Per quanto pericolosa e inquietante, i rischi dell’affidare la gestione di aziende e del loro capitale umano a robot intelligenti, però, non si limitano alla loro capacità di sorvegliare i lavoratori. E nemmeno su quello che, spiegano i ricercatori, è stato l’aspetto più discusso dai media: il cosiddetto pregiudizio algoritmico. Se pensate, infatti, che una macchina sia imparziale, il caso di Amazon dimostra il contrario: l’algoritmo che doveva classificare i curriculum ricevuti, infatti, è stato presto mandato in pensione perché valutava costantemente i CV con caratteristiche maschili superiori a quelli di pari livello ma ritenuti più femminili.
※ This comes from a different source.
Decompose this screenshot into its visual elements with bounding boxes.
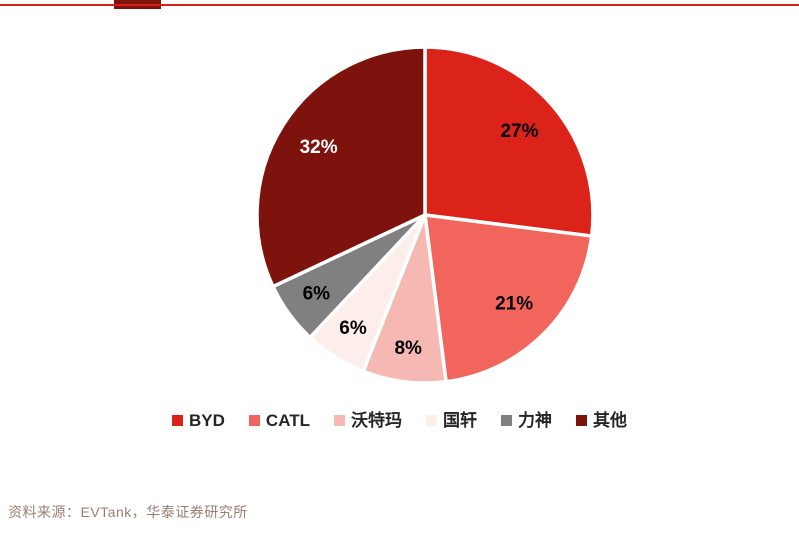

Il fatto che anche gli algoritmi possano avere dei pregiudizi è solo uno dei motivi per cui gestire determinate attività in maniera automatica rischia di aumentare lo squilibrio di potere tra datori di lavoro e dipendenti. La verità è che, per certi aspetti, nemmeno il creatore dell’algoritmo può sapere come la macchina gestirà determinati processi. Se gli algoritmi tradizionali, infatti, sono programmati per fornire output programmati sulla base di precise istruzioni, quelli a apprendimento automatico “imparano a prendere decisioni da soli dopo l’esposizione a molti dati di addestramento. Ciò significa che diventano più complessi man mano che si sviluppano, rendendo le loro operazioni opache anche per i programmatori”.

Vogliamo davvero delegare le scelte che possono influenzare la vita professionale e personale di centinaia di migliaia di donne e uomini a macchine di cui nemmeno le persone che le hanno ideate riescono a comprendere fino in fondo i meccanismi di funzionamento?

C’è, però, un altro grande aspetto problematico nel delegare la gestione dei lavoratori a software e algoritmi. Come dimostra il recente caso di Sebastian Galassi, il ventiseienne driver di Glovo rimasto ucciso durante il turno di lavoro e licenziato il giorno successivo con una mail pre-impostata “per condotta inappropriata” per non aver effettuato una consegna affidatagli, quello che manca davvero alle macchine non è solo la trasparenza dei processi. È l’umanità. Certo, i principali orribili e senza cuore ci sono (purtroppo) in tantissime aziende, ma sono comunque persone con cui è possibile confrontarsi, scontrarsi, ragionare da pari.

«Gli algoritmi progettati per massimizzare l’efficienza sono indifferenti alle emergenze per l’infanzia. Non tollerano i lavoratori che si muovono lentamente perché stanno ancora imparando il lavoro. Non negoziano per trovare una soluzione che aiuti un lavoratore alle prese con una malattia o una disabilità», spiegano Donoghue e Vieira, concludendo: «Anche se non tutti i manager umani sono compassionevoli, c’è lo zero per cento di possibilità che i gestori di algoritmi lo siano».

Un fattore, questo, che come mostra il caso di studio dei corrieri Amazon Flex sempre a cura dei due autori, aumenta il malessere lavorativo dei dipendenti: l’incapacità dell’algoritmo di accettare gli appelli umani, infatti, era fonte di “esasperazione” per i lavoratori della piattaforma.